He'd given away the freebies, completed the massages, and a couple weeks later was arrested for sexual assault. The two women he'd served turned out to be sisters, and the news spread fast in the small town where he's from. The news got ahold of it, and three or four other women came forward claiming that he'd touched them inappropriately while massaging them. His reputation was in tatters, he lost his license, his shop, everything. All that's left is the income his wife pulls in from a job at the bank three towns over and what he can make selling vitamin suppliments online. With two kids in college, and property taxes on the rise, there hasn't been much they could do except hold on, and keep trucking through it.

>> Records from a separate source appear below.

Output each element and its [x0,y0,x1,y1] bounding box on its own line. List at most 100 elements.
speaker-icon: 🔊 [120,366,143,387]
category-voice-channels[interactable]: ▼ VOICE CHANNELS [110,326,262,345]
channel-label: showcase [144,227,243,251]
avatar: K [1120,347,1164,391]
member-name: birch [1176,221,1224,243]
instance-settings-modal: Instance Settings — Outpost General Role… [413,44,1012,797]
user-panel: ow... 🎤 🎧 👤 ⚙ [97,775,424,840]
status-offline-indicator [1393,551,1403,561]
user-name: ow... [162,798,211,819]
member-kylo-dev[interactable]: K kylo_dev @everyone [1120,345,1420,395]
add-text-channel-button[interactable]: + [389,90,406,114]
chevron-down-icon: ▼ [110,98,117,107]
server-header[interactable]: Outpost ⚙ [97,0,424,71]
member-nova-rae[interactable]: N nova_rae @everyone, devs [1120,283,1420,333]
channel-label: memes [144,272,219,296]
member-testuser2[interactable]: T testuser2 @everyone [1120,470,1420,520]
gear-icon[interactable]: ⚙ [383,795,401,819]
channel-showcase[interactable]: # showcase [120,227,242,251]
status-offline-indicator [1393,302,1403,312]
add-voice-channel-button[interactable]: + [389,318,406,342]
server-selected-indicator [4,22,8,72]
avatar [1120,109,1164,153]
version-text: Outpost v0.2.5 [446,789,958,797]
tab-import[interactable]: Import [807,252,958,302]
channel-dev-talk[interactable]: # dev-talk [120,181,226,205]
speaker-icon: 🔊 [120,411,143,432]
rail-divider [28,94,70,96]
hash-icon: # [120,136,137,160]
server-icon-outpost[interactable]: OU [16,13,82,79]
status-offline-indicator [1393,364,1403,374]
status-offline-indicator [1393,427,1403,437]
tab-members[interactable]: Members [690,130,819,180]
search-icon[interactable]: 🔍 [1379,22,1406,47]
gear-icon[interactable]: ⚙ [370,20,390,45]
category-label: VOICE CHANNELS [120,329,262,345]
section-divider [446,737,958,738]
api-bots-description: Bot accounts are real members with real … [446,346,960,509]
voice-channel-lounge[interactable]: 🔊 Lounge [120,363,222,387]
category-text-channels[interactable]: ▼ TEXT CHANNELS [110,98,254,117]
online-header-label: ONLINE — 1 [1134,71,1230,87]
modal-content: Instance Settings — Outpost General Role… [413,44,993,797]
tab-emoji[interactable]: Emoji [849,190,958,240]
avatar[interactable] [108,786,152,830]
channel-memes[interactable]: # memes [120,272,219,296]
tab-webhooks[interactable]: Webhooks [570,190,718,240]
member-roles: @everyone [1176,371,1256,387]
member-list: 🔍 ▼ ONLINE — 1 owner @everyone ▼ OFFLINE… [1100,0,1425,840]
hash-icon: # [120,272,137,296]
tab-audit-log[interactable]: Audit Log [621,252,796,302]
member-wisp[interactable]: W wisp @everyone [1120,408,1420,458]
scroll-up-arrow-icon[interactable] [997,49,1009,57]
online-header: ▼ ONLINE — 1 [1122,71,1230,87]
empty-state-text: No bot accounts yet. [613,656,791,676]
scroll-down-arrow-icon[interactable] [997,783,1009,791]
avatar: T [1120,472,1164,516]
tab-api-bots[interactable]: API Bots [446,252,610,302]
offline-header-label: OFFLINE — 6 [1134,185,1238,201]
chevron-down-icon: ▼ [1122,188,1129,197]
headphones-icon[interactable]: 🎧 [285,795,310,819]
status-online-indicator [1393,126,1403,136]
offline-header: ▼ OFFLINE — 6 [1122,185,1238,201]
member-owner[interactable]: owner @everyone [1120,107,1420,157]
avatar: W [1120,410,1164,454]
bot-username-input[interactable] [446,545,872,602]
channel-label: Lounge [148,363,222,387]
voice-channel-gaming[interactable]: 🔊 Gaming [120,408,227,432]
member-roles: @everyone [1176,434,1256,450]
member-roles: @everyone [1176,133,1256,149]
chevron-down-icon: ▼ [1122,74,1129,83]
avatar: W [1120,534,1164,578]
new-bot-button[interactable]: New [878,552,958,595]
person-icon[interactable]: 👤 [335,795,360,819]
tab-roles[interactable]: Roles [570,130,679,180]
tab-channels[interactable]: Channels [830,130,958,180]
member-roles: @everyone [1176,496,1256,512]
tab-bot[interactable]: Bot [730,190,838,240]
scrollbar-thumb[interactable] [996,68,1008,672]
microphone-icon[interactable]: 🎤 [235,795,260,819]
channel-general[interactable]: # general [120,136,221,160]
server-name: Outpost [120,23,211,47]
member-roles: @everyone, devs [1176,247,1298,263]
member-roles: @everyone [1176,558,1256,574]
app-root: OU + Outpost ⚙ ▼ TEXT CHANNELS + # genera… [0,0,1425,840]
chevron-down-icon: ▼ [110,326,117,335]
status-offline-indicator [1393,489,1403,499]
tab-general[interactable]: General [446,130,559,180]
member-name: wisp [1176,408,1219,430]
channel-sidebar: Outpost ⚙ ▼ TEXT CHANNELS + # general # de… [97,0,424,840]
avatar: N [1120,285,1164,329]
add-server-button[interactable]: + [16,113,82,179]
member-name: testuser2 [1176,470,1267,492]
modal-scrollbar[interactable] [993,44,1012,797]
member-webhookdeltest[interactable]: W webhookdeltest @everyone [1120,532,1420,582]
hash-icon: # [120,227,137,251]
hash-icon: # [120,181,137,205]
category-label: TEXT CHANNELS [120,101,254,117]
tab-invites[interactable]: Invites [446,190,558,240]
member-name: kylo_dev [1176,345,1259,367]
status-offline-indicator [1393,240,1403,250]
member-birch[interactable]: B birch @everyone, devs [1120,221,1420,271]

Details aside, the entire time I'd been at his house, short of the necessity of sitting next to each other in the car, he hadn't come within three feet of me. After he'd told me his tale he asked me if I was still comfortable staying there. I thought about it for a minute, "Yeah, I guess, I mean more than anything I think I would have been weirded out if you hadn't told me and I'd found out later."  We talked a bit longer, changing the subject I could tell that the events of the past were still too painful. We parted ways, me heading to bed and Stan to stay up until it was time to go and collect cans from local restaurants. "It's free money you know? Every little bit helps."  I agreed, and settled into my borrowed bed for the evening.

Morning came too fast for me, I scarfed down the pancakes put in front of me and hopped in the truck, tossing Stan 20.00 for gas and to help with groceries.  I could tell that they were strapped, and that even my meager offering would help. He dropped me off in Old Saybrook, giving me a hug and wishing me safe travels. I resupplied at a local grocery story, packed it up and pointed myself South.